Mine is bigger than yours


Over time, to my surprise, I’ve begun to feel sorry for many natural childbirth advocates.


Because they clearly suffer from a pathetic lack of self-esteem, so pathetic that they cling desperately to any opportunity to feel superior to other women, even if they had no control over the issue in question.

I would feel sorry for any woman who bragged that she was superior because her nose was larger than that of other women. I would feel sorry for any woman who set up a website boasting about the size of her feet. And I do feel sorry for women who feel that their greatest “achievement” is their large breasts.

Therefore, I feel very sorry indeed for the women of the Big Baby Project. Apparently they are so desperate for some sense of self worth that they have set up a website dedicated to their internal pelvic dimensions.

The purpose of the website, according to the woman who created it:

This is a collection of stories. The stories are about Mamas who vaginally birthed babies that some people may consider to be big.
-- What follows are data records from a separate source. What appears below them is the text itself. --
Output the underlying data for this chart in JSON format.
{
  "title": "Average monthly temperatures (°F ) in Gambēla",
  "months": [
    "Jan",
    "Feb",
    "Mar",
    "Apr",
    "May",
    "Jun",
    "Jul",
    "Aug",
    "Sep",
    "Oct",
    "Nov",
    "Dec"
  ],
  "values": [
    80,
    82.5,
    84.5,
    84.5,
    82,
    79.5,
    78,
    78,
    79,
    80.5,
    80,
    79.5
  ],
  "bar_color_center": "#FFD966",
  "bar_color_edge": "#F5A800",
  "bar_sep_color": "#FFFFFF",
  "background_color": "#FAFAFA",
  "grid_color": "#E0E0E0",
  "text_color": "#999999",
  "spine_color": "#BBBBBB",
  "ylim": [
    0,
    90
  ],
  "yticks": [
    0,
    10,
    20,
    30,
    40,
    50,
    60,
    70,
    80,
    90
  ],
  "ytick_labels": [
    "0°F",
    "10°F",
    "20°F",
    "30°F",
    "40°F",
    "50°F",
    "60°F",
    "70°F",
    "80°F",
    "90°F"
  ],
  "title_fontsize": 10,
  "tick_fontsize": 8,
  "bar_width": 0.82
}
People need to hear and see these stories, I hope you share it far and wide, and participate if possible.

The real purpose of the website? To scavenge for praise for the “achievement” of having a pelvis large enough to accommodate an obese baby.

The technical term for a very large baby is macrosomia. Macrosomia is no more worthy of praise than a 45 pound 3 year old or a 10 year old who wears size 14 sneakers, but that doesn’t stop psychologically needy women from bragging about it.

Not all macrosomic babies are obese. Some families simply grow large babies and macrosomia is known to be more common among those of Hispanic descent. However, a substantial proportion of fetal macrosomia is due to untreated or poorly treated diabetes, excessive maternal weight gain, or maternal obesity, which can double or triple the risk of macrosomia. In other words, women have no control over the size of their babies beyond the ability to render them obese through poorly controlled diabetes of excessive maternal consumption.

You will notice that the website refuses to accept pictures of macrosomic babies who were born by C-section, only those born vaginally.


Because these pathetic women are anxious that you should admire them for their pelvic dimensions, yet another characteristic over which they have no control yet want to take credit.

Just like there is tremendous variation in maternal stature, there is tremendous variation in the dimensions of women’s pelves. As this illustration demonstrates, there are four main “shapes” of the female pelvis.


The most common female pelvic shape, and the one best suited to accommodate a baby, is the gynecoid pelvis. Size variations within a specific shape can make a significant difference in the size of the baby that can pass through.

So the women who post on the site are bragging about the size of their baby and the shape and size of their pelvis, as they have control over either one, and as if you should be impressed with either one. In that sense, it is no different than boasting that you have a bigger nose than other women, or bigger breasts. It is the same old tiresome effort of women to judge each other by physical characteristics, with one important exception.

Macrosomia is a risk factor for various childbirth complications, including neonatal injury, neonatal death and maternal injury. The most dreaded complication is shoulder dystocia. That’s what happens when the baby head fits through the pelvis, but the shoulder become stuck. This is a life threatening emergency because the umbilical cord is compressed by being trapped between the baby’s body and the walls of the pelvis, thereby cutting off oxygen to the baby. The baby will die if not delivered in a timely fashion. Death is the worst possible outcome, but babies who survive are also at risk for serious injury to the nerves of the arm, which can be stretched as they pass through the neck. If the nerves are injured during birth, the baby may suffer permanent paralysis of the arm.

This can cause lifelong difficulties for the child as illustrated in a charming series of books produced by the Erbs’s Palsy Group:

Herbie and his special arm

As far as I can determine, The Big Baby Project makes no mention of whether any of the featured babies suffers from Erb’s palsy or whether any of the mothers had long term problems (tears, incontinence) from delivering a big baby. And of course, there are no dead babies on the site, because, apparently, women aren’t entitled to “hear and see” those stories.

It’s really rather pitiful when you think about. A group of women is so desperate for attention and validation that they post to a website bragging about the size of their baby and the size of their pelvis, as if they had anything to do with either. You really have to be pathetically needy to boast about that.